More villagers scrambled up the wall and took up their bows, and cyclopians fell dead by the dozens.
But the one-eyes, nearly a thousand strong, could afford the losses.
All the wall seemed to groan and creak when the brutish masses slammed against it, setting ladders and chopping at the logs with great axes.
The folk of Menster remained controlled, emptied their quivers and called for more arrows, shooting point-blank at the brutes. But the wall was soon breached, cyclopians scrambling over the top and boring right through, and most of the folk had to drop their bows and take up sword or spear, or whatever was handy that might serve as a club.
In close, though, the defenders’ advantage was lost, and so, both sides knew, was Menster.
It was over in a few minutes.
Suddenly Menster, or the utter carnage that had been Menster, was no longer an unnoticed and unremarkable little village to King Brind’Amour, or to anyone living along Eriador’s southern border.
3
Bittersweet
The first slanted rays of the morning sun roused Katerin O’Hale. She looked about her camp, to the gray ashes of the previous night’s fire, to the two horses tethered under a wide elm, and to the other bedroll, already tied up and ready to pack away. That didn’t surprise Katerin; she suspected that her traveling companion had found little sleep.
The weary woman dragged herself out from under the blankets, stood tall, and stretched away the pains of sleeping on hard ground.
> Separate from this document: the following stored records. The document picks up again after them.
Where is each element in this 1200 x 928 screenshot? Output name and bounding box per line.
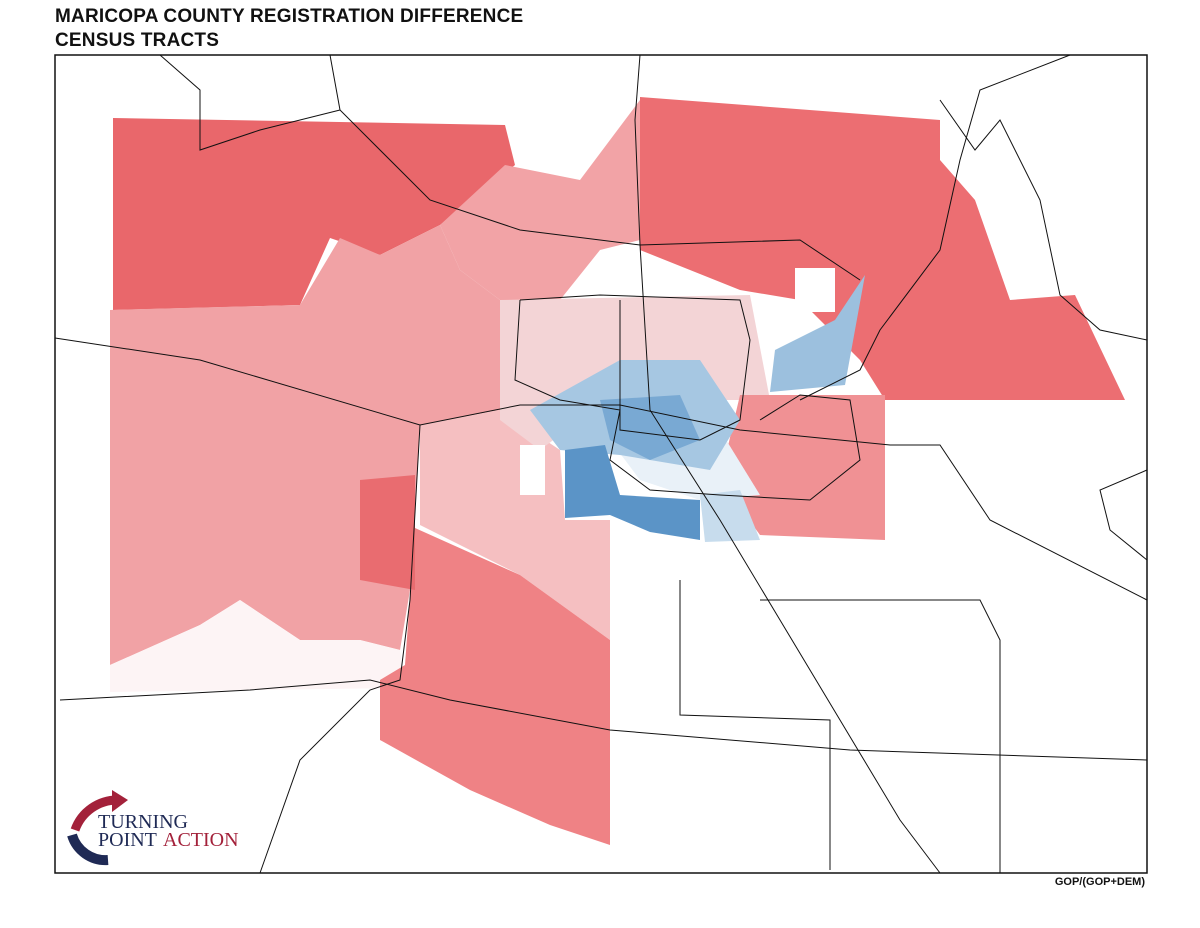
tract-region <box>110 600 405 692</box>
road <box>259 424 421 874</box>
road <box>59 679 1148 761</box>
road <box>1099 469 1148 561</box>
logo-arrowhead <box>112 790 128 812</box>
road <box>634 54 941 874</box>
road <box>519 294 751 441</box>
tract-region <box>113 118 515 310</box>
tract-region <box>440 100 640 300</box>
logo: TURNING POINT ACTION <box>67 790 239 866</box>
road <box>159 54 341 151</box>
map-title: MARICOPA COUNTY REGISTRATION DIFFERENCE <box>55 6 524 27</box>
road <box>799 54 1071 401</box>
tract-region <box>565 445 700 540</box>
tract-region <box>420 410 610 640</box>
roads <box>54 54 1148 874</box>
tract-region <box>600 395 700 460</box>
tract-region <box>640 97 1125 400</box>
road <box>939 99 1148 341</box>
tract-region <box>380 528 610 845</box>
logo-text: ACTION <box>163 829 239 851</box>
tract-region <box>360 475 415 590</box>
logo-ring <box>67 833 109 866</box>
road <box>514 299 861 501</box>
tracts <box>110 97 1125 845</box>
map-subtitle: CENSUS TRACTS <box>55 30 220 51</box>
logo-text: POINT <box>98 829 157 851</box>
logo-text: TURNING <box>98 811 188 833</box>
tract-region <box>720 395 885 540</box>
tract-region <box>795 268 835 312</box>
legend-label: GOP/(GOP+DEM) <box>1054 876 1145 888</box>
road <box>760 599 1001 873</box>
road <box>679 580 831 870</box>
tract-region <box>520 445 545 495</box>
tract-region <box>700 490 760 542</box>
tract-region <box>770 275 865 392</box>
road <box>54 337 1148 601</box>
Her legs were sore, and so were her buttocks. For five days, she and Luthien had ridden hard to the north, across the breadth of Eriador, to the mainland’s northwestern tip. Now, turning her back to the morning sun, Katerin could see the haze from the straits where the Avon Sea met the Dorsal, and through that haze, not so far away, loomed the ghostly gray forms of Isle Bedwydrin’s rolling, melancholy hills.
Home. Both Katerin and Luthien had been raised on the island, the largest in Avonsea, save the mainland and giant Baranduine to the south and west. The two companions had spent nearly all of their lives on Bedwydrin, Luthien in Dun Varna, the largest city and seat of power, and Katerin across the way, on the western shores, in the hardy village of Hale. When she had hit her mid-teens, Katerin had gone to Dun Varna to train as a warrior in the arena, and there she had met Luthien.